I was experimenting with the QR reparameterized linear regression, based on the case-studie. I was experimenting with increasing the size of the synthesized dataset. And got a bad_alloc
on the line qr_Q(X')[, 1:M]
when the problem was still small as compared to my ram (N = 30,000 samples, M = 150 parameters.) What is going on? Is this line allocating for a NxN matrix?
Yeah, qr_Q
and qr_R
in Stan Math do a fat QR decomposition, which can cause memory exhaustion for large matrices. It is better to do the QR decomposition in R — which does a thin QR decomposition — and pass in the Q and R matrices.
Ok thanks!
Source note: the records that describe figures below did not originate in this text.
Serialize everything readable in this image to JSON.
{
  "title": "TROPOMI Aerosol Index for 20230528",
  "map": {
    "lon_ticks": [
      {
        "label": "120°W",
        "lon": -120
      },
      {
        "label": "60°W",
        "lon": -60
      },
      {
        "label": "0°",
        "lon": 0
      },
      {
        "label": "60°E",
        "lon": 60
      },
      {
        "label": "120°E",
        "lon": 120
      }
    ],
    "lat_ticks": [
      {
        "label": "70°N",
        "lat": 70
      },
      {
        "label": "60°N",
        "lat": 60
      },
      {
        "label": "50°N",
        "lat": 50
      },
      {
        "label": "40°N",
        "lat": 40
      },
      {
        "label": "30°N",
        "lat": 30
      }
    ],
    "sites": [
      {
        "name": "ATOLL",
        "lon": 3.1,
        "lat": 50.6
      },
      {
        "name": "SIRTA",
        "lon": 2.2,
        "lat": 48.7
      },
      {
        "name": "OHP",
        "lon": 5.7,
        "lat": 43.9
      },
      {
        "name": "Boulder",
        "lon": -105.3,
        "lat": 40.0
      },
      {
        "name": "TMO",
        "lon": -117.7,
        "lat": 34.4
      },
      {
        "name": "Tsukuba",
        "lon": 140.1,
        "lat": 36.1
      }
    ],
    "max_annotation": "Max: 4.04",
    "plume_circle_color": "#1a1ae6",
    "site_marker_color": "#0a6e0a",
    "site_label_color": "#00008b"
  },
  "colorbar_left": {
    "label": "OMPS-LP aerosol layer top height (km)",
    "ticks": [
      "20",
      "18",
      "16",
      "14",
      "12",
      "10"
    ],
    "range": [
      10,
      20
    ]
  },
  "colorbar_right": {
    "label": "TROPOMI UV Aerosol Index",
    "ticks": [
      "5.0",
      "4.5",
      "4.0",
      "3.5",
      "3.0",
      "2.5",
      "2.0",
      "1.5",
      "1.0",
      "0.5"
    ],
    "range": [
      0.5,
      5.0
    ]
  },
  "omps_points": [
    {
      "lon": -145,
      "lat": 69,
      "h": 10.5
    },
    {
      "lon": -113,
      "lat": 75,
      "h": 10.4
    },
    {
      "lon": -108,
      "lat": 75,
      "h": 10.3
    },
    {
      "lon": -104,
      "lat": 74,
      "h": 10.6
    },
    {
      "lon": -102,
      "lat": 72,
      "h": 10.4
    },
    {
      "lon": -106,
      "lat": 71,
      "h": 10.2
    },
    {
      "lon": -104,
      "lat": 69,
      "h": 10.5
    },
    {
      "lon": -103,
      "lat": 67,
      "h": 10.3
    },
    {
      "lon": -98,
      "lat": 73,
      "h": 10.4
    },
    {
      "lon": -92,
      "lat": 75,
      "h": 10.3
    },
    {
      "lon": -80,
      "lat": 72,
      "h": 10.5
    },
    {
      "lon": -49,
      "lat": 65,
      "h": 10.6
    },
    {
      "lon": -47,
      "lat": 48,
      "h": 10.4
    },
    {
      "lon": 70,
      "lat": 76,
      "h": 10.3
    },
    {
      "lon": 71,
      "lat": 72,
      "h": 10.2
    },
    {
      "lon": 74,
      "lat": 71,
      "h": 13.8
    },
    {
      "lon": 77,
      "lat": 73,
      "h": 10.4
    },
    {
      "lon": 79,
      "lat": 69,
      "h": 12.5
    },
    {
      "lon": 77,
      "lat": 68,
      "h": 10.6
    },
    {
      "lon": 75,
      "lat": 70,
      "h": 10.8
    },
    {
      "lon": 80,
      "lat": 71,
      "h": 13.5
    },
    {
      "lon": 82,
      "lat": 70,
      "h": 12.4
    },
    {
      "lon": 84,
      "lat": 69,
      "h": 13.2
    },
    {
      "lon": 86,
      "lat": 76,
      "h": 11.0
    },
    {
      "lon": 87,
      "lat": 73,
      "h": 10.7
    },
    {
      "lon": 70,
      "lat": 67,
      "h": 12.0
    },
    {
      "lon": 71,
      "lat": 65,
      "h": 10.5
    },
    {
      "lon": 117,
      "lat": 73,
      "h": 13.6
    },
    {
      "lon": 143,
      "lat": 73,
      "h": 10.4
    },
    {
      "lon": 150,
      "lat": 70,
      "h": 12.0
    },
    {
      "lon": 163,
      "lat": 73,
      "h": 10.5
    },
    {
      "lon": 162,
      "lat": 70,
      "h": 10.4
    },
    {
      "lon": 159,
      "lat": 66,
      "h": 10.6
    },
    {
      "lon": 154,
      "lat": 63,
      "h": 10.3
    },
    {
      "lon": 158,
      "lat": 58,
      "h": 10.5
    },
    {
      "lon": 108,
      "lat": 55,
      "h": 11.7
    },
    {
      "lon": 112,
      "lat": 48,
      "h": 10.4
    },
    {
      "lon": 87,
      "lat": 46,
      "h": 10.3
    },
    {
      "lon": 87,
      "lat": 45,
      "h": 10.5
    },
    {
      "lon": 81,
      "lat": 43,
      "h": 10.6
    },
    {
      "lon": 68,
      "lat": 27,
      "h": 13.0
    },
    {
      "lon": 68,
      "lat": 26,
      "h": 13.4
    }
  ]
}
I will try that.
Any chance we could add the thin QR to Stan?
Or add a note to do it in the surrounding code to the documentation/case-studies?
It is in the Stan User Manual, just search for fat QR. Unless Eigen implements a thin QR decomposition, there is not much chance that Stan will have one.
Ok, that make sense. As to documentation, I just rechecked the stan-reference-2.17.0.pdf and it does not mention computing the QR outside of Stan. Perhaps, a line in “9.2. The QR Reparameterization” explaining that the “Stan implementation is memory hungry so consider pre computing Q and R. Then using them as data.” I think it would have made things clearer to me.
Or if it doesn’t belong in the reference, than perhaps another example at the end of the wonderfull case-studie showing how it can be done. It already goes thru 3 versions of this model, walking thru the advantages of each, maybe one more to show how to scale it to real sized problems?